En revanche, l'autobus est un endroit (mobile) de transition entre des lieux de production: les lieux où l'on produit formellement, la tour de bureaux par exemple; et les lieux où l'on produit informellement, comme la maison, un café, etc. Lors de mon enregistrement, j'étais partie de la maison pour m'en aller, justement, «au travail», une tour de bureaux fédéraux, pour consulter quelques documents non-numérisés qui me semblaient importants pour effectuer mon travail plus rapidement. En fait, je me suis dit que c'était probablement une bonne idée d'aller les consulter, si je voulais être fonctionnelle. Par son caractère de lieu de transition et de non-production, face à la productivité, l'autobus se présente comme un refuge où tout ce qu'on attend de vous est de la courtoisie. Malheureusement même ce refuge a ses limites. Si la productivité, elle, ne peut pas s'infiltrer partout par elle-même, le temps, lui, il le peut. C'est le master hacker. Il ouvre tous les endroits à la productivité. Si je m'obstine parfois à continuer d'être productive dans l'autobus, c'est parce que je suis bel et bien obsédée avec le temps que je vais perdre assise, là, à ne «rien faire». Dans l'autobus, il n'y a pas de tables. Il y a un afficheur géant qui défile les noms des arrêts.... et l'heure.
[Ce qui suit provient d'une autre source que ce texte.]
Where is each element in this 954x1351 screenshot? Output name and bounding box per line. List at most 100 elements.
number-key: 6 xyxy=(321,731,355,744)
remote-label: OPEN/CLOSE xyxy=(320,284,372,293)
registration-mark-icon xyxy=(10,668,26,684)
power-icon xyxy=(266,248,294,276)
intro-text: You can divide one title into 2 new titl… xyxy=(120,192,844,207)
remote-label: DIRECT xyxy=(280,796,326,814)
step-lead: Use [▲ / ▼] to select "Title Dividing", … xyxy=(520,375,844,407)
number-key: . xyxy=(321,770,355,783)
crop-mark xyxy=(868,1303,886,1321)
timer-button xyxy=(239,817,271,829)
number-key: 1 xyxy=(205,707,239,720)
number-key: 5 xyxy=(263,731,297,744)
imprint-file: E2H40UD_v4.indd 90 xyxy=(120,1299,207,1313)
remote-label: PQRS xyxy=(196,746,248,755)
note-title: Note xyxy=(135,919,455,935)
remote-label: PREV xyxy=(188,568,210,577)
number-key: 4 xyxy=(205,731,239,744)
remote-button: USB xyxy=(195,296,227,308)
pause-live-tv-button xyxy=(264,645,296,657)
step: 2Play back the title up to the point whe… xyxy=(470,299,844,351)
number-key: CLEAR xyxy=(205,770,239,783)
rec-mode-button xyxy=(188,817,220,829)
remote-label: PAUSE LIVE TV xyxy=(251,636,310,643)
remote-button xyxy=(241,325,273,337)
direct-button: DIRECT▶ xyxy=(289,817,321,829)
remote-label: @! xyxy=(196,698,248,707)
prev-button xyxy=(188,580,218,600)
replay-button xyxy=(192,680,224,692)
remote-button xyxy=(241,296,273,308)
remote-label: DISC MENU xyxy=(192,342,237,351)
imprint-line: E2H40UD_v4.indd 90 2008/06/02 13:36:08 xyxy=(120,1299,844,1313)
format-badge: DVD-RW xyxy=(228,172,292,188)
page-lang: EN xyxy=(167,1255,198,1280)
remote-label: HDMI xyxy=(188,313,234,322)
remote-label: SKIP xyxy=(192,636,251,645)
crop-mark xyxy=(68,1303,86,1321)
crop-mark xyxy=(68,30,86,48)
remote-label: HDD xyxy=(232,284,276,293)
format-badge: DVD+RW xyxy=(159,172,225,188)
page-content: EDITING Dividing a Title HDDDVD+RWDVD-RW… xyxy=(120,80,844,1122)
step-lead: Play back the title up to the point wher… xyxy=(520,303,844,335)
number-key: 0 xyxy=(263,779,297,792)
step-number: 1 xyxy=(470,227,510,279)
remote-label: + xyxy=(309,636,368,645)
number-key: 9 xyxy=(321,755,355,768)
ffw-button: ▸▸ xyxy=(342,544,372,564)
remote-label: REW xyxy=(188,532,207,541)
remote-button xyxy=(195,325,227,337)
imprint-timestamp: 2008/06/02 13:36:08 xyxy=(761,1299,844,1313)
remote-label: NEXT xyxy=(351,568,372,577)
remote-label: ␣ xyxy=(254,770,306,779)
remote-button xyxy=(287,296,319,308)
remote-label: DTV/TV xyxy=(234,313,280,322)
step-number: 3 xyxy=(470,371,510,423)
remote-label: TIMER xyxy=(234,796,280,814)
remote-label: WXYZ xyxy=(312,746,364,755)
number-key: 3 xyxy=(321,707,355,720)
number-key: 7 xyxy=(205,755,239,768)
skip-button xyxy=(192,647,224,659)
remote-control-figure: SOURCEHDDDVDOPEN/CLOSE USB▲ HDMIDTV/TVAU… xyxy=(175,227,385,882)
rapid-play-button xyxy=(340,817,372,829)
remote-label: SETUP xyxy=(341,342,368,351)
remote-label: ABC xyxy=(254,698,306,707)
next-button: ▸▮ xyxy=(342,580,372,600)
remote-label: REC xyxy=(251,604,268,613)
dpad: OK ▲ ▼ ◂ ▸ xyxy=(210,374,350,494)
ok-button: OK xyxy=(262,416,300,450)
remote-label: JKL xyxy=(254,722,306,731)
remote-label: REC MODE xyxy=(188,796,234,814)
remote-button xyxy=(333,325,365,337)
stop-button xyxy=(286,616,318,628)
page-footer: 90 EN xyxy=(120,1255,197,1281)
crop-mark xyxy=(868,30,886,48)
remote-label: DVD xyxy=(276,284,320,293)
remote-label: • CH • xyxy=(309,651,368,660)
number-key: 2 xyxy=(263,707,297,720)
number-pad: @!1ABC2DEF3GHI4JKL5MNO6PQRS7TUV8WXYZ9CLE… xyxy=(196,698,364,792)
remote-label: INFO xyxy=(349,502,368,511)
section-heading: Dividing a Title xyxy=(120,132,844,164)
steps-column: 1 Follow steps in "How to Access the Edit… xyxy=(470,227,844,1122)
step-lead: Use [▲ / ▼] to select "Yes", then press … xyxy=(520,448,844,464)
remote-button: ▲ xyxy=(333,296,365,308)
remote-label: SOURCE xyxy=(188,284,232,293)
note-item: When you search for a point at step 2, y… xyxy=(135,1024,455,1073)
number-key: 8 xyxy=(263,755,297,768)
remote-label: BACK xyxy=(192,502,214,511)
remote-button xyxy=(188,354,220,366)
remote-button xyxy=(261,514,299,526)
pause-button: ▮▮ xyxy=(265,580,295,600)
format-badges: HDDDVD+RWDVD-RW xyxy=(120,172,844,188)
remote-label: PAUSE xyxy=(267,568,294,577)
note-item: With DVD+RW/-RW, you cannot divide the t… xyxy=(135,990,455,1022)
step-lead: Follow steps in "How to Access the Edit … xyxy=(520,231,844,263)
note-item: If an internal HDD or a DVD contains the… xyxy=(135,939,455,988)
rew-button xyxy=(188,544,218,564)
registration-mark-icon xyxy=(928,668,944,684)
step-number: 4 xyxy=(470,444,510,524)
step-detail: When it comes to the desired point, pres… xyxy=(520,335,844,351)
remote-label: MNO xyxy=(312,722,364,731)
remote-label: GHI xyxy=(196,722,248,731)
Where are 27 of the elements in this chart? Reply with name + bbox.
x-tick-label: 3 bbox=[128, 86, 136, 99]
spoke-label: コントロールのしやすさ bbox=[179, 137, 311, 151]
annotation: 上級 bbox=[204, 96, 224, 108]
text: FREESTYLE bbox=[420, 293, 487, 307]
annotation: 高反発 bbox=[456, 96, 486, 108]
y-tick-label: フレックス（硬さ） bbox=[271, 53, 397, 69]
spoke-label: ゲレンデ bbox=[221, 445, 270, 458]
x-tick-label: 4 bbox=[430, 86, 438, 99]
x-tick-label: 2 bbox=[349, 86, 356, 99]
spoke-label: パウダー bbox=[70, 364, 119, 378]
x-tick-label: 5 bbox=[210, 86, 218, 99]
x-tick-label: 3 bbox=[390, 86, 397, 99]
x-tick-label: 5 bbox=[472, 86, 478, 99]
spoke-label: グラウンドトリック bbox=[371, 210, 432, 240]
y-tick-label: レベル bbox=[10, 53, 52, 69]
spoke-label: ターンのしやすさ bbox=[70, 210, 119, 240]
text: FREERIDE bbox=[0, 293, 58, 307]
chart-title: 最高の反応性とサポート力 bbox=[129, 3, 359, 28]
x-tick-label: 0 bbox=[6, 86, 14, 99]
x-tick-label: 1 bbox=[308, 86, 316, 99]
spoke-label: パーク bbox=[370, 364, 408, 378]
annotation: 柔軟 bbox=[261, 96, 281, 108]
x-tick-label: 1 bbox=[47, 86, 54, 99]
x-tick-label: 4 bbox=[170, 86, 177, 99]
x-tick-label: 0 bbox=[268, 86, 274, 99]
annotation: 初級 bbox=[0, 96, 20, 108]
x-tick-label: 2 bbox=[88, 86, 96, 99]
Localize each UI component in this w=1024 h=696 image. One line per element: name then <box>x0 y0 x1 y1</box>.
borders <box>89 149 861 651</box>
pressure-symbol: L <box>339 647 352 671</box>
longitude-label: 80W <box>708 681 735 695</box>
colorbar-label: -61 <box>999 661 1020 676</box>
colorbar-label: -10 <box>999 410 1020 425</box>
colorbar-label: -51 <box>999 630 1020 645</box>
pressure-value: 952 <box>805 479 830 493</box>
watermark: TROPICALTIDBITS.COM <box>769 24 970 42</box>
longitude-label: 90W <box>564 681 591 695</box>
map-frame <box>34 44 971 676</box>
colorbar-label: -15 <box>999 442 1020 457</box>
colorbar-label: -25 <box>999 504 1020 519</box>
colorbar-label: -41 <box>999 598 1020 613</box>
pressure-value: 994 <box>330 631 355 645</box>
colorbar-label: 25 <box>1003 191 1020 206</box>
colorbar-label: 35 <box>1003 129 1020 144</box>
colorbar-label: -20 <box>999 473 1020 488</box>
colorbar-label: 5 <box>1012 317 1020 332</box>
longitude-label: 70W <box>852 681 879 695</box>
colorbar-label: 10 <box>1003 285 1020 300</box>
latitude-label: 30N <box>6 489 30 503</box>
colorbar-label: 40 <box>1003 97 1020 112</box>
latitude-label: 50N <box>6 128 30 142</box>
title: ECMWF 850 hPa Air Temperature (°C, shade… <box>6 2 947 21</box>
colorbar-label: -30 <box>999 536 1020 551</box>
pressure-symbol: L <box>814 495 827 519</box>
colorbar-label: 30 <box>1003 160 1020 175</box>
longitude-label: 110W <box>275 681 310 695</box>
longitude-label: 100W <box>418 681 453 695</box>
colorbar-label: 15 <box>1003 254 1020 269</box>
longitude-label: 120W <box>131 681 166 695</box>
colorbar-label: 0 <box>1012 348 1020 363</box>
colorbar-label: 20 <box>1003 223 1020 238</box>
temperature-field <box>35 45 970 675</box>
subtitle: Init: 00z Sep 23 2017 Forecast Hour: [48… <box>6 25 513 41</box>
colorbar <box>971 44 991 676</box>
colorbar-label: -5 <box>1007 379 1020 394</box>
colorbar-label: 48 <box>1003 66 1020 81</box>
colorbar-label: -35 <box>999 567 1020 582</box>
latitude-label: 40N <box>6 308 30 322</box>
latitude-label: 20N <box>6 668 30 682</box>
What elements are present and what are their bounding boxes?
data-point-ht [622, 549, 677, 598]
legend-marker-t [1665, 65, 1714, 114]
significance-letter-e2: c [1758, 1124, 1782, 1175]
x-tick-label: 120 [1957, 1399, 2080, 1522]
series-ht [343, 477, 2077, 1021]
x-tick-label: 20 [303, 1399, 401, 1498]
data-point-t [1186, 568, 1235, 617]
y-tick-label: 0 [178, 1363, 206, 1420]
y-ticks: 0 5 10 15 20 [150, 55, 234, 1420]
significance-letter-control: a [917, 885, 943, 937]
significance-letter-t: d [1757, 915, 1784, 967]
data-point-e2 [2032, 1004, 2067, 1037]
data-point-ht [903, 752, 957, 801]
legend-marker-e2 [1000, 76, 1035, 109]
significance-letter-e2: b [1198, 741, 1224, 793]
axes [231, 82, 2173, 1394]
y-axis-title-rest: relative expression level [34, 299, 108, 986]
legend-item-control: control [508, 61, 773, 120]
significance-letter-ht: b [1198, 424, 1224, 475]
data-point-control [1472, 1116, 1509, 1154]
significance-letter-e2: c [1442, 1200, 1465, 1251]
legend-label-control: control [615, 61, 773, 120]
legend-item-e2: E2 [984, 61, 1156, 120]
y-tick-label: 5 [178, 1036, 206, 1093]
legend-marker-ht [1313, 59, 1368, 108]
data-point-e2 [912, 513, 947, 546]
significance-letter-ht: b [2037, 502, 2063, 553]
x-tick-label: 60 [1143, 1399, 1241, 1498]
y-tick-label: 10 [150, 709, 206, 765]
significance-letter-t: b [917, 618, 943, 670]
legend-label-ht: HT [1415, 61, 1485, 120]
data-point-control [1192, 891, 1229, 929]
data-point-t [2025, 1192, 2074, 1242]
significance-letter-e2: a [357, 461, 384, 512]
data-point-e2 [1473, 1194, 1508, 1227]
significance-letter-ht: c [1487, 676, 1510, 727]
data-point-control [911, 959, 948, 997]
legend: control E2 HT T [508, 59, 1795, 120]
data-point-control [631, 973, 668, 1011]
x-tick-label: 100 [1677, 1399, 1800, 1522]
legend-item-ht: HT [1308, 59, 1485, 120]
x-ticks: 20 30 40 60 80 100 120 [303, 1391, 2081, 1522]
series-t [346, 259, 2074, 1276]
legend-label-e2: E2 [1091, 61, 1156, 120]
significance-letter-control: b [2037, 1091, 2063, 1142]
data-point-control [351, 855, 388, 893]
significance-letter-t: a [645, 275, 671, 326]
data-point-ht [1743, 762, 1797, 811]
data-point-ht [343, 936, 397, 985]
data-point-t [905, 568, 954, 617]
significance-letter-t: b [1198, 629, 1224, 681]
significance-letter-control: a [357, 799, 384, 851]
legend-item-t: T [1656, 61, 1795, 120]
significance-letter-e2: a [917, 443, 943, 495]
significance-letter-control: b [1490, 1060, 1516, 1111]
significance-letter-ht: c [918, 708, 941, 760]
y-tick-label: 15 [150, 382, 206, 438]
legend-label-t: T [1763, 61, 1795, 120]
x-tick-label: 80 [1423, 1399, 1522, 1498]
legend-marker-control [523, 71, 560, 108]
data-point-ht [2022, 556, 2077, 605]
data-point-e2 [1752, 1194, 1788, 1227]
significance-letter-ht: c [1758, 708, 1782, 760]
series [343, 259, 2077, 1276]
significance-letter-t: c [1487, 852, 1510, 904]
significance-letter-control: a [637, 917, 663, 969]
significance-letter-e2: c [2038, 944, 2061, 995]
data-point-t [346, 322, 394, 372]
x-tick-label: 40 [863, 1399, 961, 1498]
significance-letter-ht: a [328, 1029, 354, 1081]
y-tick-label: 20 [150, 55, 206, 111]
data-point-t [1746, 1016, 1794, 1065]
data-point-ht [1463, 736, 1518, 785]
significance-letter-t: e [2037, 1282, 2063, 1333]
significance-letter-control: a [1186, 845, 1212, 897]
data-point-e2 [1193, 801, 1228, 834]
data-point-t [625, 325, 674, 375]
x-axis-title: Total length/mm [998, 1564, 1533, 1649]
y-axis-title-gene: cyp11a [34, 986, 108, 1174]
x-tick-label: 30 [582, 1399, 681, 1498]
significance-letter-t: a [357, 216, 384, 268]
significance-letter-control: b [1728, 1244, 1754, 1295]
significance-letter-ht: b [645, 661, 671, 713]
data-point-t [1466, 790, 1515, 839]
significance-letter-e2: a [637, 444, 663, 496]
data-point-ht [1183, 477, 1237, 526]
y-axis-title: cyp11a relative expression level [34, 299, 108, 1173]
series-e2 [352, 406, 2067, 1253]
Enfin, ce n'est pas souvent que je produis dans l'autobus, donc en général, il demeure le fameux refuge dont je parle. Avec la pandémie, le safe haven que représente l'autobus a pris encore plus d'importance dans mon esprit. Maintenant, je n'ai plus besoin de «transitionner» entre mes lieux de production. Tout se fait de la maison. La «pause obligatoire» de 45 minutes que je prenais dans l'autobus n'existe plus. Je n'ai plus d'excuse de ne pas être en train de produire, de ne pas être productive. Je n'ai même pas besoin de me lever de ma chaise! Pas surprenant que je «vire folle». Ça me manque les trajets en autobus.